Sophia Howes

Le dramaturge Edward Albee a déclaré : « Je ne suis pas intéressé à vivre dans une ville où il n’y a pas de production de Samuel Beckett. »

La Washington Stage Guild, qui en est maintenant à sa 40e saison, nous offre l’occasion de voir une œuvre majeure de l’un des plus grands écrivains du XXe siècle.

Né en Irlande, Beckett a vécu à Paris la majeure partie de sa vie et a écrit en français et en anglais. Pendant la Seconde Guerre mondiale, il était membre de la Résistance française. Lauréat du prix Nobel de littérature (en 1969), il fut romancier, poète, critique et dramaturge. Il est largement considéré comme un maître du Théâtre de l’Absurde.

Lynn Steinmetz dans le rôle de Winnie dans « Happy Days ». Photo de DJ Corey Photography.

Happy Days (1961) de Washington Stage Guild est parfaitement pitché, plein de musicalité, de nostalgie et d’émotion bien gardée. Le réalisateur Alan Wade y fait référence comme « une pièce sur un mariage » avec « tous les intérêts de Beckett qui en découlent ». Cette concentration sur Winnie (Lynn Steinmetz) et Willie (Matty Griffiths) en couple ajoute une intensité unique à leur connexion ainsi qu’à leur solitude.

Le personnage central, Winnie, est parfois considéré comme un rôle emblématique pour les femmes, tout comme Hamlet de Shakespeare l’est pour les hommes. De nombreuses grandes actrices ont joué Winnie. L’actrice française Madeleine Reynaud, qui qualifiait les critiques de « les affreux » (« les terribles ») ou de « les fauves » (« les bêtes sauvages »), est devenue la préférée de Beckett. Une actrice italienne, Clara Colosimo, a un jour entamé une grève de la faim lorsqu’on lui a refusé la possibilité de jouer le rôle au-delà de sa région locale en raison d’un litige juridique. (Beckett est intervenu et l’affaire a été résolue plus tard.)

Steinmetz a sa propre interprétation distinctive du personnage, et elle est convaincante. Elle apparaît dans un monticule jusqu’à la taille, avec un sac noir rempli d’objets utiles : une brosse à dents, des lunettes, une loupe, un miroir. Rouge à lèvres. Un mouchoir.

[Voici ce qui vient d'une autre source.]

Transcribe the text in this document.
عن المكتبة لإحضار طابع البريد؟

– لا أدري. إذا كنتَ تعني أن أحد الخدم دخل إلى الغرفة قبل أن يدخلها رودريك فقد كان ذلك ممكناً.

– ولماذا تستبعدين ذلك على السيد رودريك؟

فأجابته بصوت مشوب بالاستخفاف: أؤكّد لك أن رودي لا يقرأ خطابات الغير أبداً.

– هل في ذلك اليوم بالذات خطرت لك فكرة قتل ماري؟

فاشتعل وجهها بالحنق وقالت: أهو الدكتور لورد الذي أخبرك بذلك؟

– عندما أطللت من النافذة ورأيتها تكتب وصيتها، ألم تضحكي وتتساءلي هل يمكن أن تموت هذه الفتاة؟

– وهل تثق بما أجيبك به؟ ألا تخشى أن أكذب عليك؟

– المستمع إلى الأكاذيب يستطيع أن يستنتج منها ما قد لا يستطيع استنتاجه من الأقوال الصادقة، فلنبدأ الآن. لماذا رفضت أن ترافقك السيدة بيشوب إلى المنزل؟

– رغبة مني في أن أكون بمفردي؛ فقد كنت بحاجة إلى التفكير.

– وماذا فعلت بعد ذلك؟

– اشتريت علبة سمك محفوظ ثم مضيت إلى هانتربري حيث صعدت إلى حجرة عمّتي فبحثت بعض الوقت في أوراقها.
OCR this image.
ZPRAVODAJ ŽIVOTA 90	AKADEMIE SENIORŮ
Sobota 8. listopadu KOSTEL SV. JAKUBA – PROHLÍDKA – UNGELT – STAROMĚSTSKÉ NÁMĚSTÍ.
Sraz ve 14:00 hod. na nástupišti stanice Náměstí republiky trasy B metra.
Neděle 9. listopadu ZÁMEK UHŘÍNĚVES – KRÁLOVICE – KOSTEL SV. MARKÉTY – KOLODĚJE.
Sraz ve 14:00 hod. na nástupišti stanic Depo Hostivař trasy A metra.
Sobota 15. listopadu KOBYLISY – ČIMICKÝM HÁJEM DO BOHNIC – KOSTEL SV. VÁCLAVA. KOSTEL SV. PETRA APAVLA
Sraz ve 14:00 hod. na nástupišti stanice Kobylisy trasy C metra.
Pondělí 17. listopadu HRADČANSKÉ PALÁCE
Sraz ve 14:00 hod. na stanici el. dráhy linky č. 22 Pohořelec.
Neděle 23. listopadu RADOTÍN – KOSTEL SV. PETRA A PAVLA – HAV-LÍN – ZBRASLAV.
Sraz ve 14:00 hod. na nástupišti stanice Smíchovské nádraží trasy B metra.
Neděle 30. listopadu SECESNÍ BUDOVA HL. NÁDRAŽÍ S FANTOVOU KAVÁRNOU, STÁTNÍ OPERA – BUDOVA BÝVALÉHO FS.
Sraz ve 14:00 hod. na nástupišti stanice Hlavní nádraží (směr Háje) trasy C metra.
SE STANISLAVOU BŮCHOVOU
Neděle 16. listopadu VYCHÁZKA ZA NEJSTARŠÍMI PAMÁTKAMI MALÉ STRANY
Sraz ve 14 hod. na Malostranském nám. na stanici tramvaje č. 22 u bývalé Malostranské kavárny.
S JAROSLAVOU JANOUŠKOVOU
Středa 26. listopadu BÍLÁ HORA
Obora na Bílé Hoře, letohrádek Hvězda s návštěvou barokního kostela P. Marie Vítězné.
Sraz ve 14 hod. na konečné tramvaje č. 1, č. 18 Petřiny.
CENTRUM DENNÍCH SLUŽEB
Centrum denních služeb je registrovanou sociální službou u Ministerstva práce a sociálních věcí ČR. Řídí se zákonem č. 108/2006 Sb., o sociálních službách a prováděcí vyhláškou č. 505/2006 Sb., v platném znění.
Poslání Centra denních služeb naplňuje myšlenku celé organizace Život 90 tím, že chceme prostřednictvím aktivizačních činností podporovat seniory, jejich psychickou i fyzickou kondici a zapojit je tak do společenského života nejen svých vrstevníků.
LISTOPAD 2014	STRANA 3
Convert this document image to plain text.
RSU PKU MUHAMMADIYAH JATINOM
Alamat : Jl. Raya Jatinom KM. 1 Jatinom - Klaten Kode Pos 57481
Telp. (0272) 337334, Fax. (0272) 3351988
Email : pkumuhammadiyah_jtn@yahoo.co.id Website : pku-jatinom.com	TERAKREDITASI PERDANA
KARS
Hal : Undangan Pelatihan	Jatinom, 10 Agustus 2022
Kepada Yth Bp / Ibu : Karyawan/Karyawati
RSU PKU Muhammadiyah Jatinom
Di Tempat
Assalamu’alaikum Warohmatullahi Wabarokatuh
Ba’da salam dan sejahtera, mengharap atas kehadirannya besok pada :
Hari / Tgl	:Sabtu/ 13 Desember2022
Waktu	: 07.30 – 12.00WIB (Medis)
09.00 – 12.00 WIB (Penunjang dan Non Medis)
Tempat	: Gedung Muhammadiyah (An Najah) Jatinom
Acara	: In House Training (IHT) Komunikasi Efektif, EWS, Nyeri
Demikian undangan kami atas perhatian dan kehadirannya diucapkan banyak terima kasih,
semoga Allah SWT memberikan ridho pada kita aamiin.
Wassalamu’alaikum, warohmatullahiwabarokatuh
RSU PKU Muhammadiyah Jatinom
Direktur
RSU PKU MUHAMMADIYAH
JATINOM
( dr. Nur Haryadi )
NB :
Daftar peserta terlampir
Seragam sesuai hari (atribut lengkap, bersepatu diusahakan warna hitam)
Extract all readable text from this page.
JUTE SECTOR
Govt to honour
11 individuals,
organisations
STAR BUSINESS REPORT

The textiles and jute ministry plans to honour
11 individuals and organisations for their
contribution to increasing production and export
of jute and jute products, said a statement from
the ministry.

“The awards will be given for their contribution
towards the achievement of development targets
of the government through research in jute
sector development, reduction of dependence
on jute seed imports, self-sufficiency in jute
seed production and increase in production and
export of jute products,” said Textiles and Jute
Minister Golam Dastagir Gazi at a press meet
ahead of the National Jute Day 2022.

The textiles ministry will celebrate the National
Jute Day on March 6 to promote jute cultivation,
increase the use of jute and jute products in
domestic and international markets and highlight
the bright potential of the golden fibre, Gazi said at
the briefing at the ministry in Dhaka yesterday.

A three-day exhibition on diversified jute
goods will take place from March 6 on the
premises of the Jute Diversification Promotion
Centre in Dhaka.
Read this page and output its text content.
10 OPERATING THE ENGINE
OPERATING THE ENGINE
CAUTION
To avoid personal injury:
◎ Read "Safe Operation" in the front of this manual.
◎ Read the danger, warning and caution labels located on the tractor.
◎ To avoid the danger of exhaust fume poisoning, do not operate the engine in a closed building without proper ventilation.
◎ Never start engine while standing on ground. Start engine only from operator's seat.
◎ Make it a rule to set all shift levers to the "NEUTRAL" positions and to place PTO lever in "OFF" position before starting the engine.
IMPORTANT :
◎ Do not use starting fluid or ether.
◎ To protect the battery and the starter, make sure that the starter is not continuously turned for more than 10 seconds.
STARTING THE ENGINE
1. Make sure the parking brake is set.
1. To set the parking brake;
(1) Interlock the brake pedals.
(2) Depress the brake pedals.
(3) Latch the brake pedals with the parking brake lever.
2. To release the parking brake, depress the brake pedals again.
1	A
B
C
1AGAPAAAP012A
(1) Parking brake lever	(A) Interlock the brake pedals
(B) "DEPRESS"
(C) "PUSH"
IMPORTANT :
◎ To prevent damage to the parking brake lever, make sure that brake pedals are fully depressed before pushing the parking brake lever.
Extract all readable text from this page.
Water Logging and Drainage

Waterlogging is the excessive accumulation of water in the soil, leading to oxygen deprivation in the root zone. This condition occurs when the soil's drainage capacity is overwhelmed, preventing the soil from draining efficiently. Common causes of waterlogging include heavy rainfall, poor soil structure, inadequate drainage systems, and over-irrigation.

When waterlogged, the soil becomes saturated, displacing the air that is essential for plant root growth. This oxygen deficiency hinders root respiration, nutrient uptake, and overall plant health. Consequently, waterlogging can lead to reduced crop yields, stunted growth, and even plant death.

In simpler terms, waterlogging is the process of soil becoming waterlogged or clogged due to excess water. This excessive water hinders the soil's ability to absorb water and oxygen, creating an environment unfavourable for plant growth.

Matty Griffiths dans le rôle de Willie et Lynn Steinmetz dans le rôle de Winnie dans « Happy Days ». Photo de DJ Corey Photography.

Son conjoint, Willie, repose à proximité. Au fil de sa journée, pleine d’optimisme, elle se rappelle ses nombreuses bénédictions. Le rythme de cet étonnamment poétique, presque monologue, dans cette incarnation, est étonnamment musical. Voici Winnie :

WINNIE : Ah, oui, une grande miséricorde, une grande miséricorde. (Longue pause. Faible.) Parfois, j’entends des sons. (Expression d’écoute. Voix normale.) Mais pas souvent. (Pause.) Ils sont une aubaine, les sons sont une aubaine, ils m’aident… tout au long de la journée. (Sourire.) L’ancien style ! (Sourire.) Oui, ce sont des jours heureux, où il y a des sons.

Beckett était un passionné de musique, parmi ses favoris figuraient Schubert, Beethoven et Hayden, même s’il détestait Bach. Beckett le décrit comme « comme un joueur d’orgue produisant des phrases musicales ». La musique de la production est particulièrement belle. (Le concepteur sonore est Marcus Darnley.)

Beckett a décrit Winnie ainsi à l’actrice britannique Billie Whitelaw :

L’un des indices de la pièce est l’interruption. Quelque chose commence ; quelque chose d’autre commence. Elle commence, mais ne va pas jusqu’au bout. Elle est constamment interrompue ou s’interrompt elle-même. C’est un être interrompu. Elle est un peu en colère. Manic n’est pas faux, mais c’est trop grand… une femme-enfant avec une courte durée de concentration – bien sûr une minute, incertaine la suivante.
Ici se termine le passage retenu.